An upstate New York farm has been fined by the state Division on Human Rights for refusing to host a wedding for a lesbian couple two years ago. Liberty Ridge Farm is located in Schaghticoke, New York, a 7,000-person town some 30 miles north of Albany. When Melisa Erwin and Jennie McCarthy decided to get married in 2012, as they told the press at the time, they thought Liberty Ridge would be the perfect place: they’d gotten engaged at an apple orchard, and getting hitched in Liberty Ridge’s barn seemed like the perfect continuation to their rural theme. (According to court filings, the farm hosts blueberry-picking, pig races, and something called “pumpkin cannon shows.”)
The couple’s exuberance lasted right up until McCarthy called Cynthia Gifford, one half of the husband and wife team who owns the farm. Gifford invited McCarthy and her intended to visit the farm, until, a moment later, McCarthy referred to her fiancee as “she.” Gifford immediately replied that there was “a little bit of a problem.”
According to court documents, Gifford told McCarthy, “We do not hold same-sex marriages here at the barn.” (McCarthy was recording the phone conversation, so we have a pretty good idea what was said.)
Incredulous, McCarthy asked if that was legal. “Yeah,” Gifford replied. “We’re a private business.” Gifford added that she and her husband Robert decided “that’s not what we want to have on the farm.”
After that, McCarthy and Erwin stopped looking for wedding venues altogether, before eventually finding the heart to continue. They were married at the Olde Tater Barn in Central Bridge, New York in August 2013. (Erwin has since changed her surname to McCarthy as well.) In the meantime, represented by the New York Civil Liberties Union, they filed a human rights complaint with the state against the Giffords and Liberty Ridge. New York’s human rights law says a place of “public accommodation, resort or amusement” can’t discriminate against someone based on sexual orientation. Liberty Ridge isn’t a church; the farm allows anyone to book a wedding there, making their no-gays policy plainly illegal.
But the Giffords, who were represented by attorney James Trainor Cutler Trainor & Cutler, argued that while the couple was welcome to visit the farm and participate in all the blueberry picking and pumpkin-cannoning their hearts desired, the Constitution protected the Liberty Ridge owners from having to host a wedding they objected to.
Other Christian answers to the NYCLU agreed. “The owners, Robert and Cynthia Gifford, object to gay ‘marriage’ based on their values and religious convictions,” the New Yorker’s Family Research Foundation wrote on their website. “They still have children at home, and believe that hosting a same-sex “marriage” would send the wrong message to the teenagers they are raising. The question before the State Division of Human Rights is whether or not homosexual rights will trump religious liberty.”

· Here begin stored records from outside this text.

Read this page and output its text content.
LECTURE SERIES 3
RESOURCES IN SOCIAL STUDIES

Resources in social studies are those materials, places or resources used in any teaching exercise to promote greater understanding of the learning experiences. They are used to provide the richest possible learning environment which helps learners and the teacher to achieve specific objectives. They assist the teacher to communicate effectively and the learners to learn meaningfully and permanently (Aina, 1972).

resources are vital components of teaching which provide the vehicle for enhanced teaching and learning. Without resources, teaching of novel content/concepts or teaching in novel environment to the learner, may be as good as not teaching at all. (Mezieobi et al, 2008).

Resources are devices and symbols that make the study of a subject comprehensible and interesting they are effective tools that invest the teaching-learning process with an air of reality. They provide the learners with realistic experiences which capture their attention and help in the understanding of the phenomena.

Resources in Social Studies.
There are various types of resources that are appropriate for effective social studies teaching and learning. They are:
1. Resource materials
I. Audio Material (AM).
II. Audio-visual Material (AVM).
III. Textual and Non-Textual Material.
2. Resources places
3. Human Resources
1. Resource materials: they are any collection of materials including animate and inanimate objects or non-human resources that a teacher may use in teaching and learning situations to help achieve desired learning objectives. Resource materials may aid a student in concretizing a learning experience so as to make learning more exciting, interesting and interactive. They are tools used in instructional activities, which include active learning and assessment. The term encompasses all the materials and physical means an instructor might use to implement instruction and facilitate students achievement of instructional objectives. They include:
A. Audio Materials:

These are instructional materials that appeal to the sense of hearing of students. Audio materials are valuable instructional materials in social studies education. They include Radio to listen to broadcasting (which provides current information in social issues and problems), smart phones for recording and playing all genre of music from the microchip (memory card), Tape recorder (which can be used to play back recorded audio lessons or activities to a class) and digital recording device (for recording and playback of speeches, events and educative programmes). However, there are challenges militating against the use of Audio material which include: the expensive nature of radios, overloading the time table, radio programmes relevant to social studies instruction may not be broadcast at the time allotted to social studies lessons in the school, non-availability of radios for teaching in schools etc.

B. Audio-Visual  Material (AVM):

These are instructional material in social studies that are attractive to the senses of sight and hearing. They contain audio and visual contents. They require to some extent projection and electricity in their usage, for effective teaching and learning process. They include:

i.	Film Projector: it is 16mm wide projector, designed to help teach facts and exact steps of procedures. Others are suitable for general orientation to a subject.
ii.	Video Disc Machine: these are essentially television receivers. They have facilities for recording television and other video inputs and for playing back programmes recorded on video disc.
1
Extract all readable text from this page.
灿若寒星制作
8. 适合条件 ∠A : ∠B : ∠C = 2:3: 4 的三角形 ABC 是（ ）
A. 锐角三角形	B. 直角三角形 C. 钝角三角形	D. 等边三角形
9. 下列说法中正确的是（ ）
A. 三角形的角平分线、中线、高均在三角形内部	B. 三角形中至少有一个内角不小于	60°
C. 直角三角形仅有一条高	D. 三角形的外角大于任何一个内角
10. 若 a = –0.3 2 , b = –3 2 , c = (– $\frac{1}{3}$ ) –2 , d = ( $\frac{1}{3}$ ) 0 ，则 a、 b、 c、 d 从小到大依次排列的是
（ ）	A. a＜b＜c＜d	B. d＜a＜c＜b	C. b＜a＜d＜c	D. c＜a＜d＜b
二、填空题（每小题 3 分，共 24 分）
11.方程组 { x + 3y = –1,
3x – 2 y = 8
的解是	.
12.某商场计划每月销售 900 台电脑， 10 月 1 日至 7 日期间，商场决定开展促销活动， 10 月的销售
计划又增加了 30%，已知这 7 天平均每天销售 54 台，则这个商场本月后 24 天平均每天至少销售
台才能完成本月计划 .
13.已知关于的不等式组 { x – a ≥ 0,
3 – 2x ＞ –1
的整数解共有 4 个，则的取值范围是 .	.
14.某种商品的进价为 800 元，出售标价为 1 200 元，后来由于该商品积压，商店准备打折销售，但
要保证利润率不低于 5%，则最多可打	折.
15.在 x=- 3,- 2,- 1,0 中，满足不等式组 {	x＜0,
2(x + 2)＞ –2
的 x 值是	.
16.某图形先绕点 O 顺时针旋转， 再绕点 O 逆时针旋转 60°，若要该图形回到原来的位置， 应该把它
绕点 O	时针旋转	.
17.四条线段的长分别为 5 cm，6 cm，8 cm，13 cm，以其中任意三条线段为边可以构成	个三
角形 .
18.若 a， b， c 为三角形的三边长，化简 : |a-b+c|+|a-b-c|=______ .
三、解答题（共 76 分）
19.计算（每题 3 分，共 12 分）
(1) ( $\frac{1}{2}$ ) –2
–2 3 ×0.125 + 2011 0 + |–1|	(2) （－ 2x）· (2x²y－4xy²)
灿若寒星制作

Another Christian legal institution who took an interest in the case implied that the McCarthys had deliberately decided to try to host their wedding there, despite having heard that Liberty Ridge was not amenable to same-sex weddings. Stephen P. Hayfrod, the legislative director for New Yorkers for Constitutional Freedoms, attended a hearing in the case and wrote on their blog that the case “raised a real question about whether the two ladies really wanted to have their ceremony at the Farm, or whether this whole thing was a set-up to go after a family business that holds traditional moral beliefs about marriage.”
Administrative Law Judge Migdalia Peres, who heard the case, didn’t buy that argument. In a July decision, announced the NYCLU today, she ordered Liberty Ridge to “cease and desist from discriminatory practices in public accommodations.” They’re also ordered to pay the McCarthys $1,500 each, and a fine of $10,000 to the state. They’ll also need to prove to the Division on Human Rights that they’re conducting anti-discrimination training at their workplace. Finally, they have to display a copy of this poster somewhere prominent, in case any other LGBT couples attempt to get married in a lovely bucolic setting featuring pigs, blueberries, and open hostility.
An earlier version of this story misidentified the attorney who represented the Giffords in this case. It also stated that Stephen P. Hayford of New Yorkers for Constitutional Freedoms had testified during a hearing; he did not. His comments were made on the group’s blog afterwards. The Voice and the author regret the error.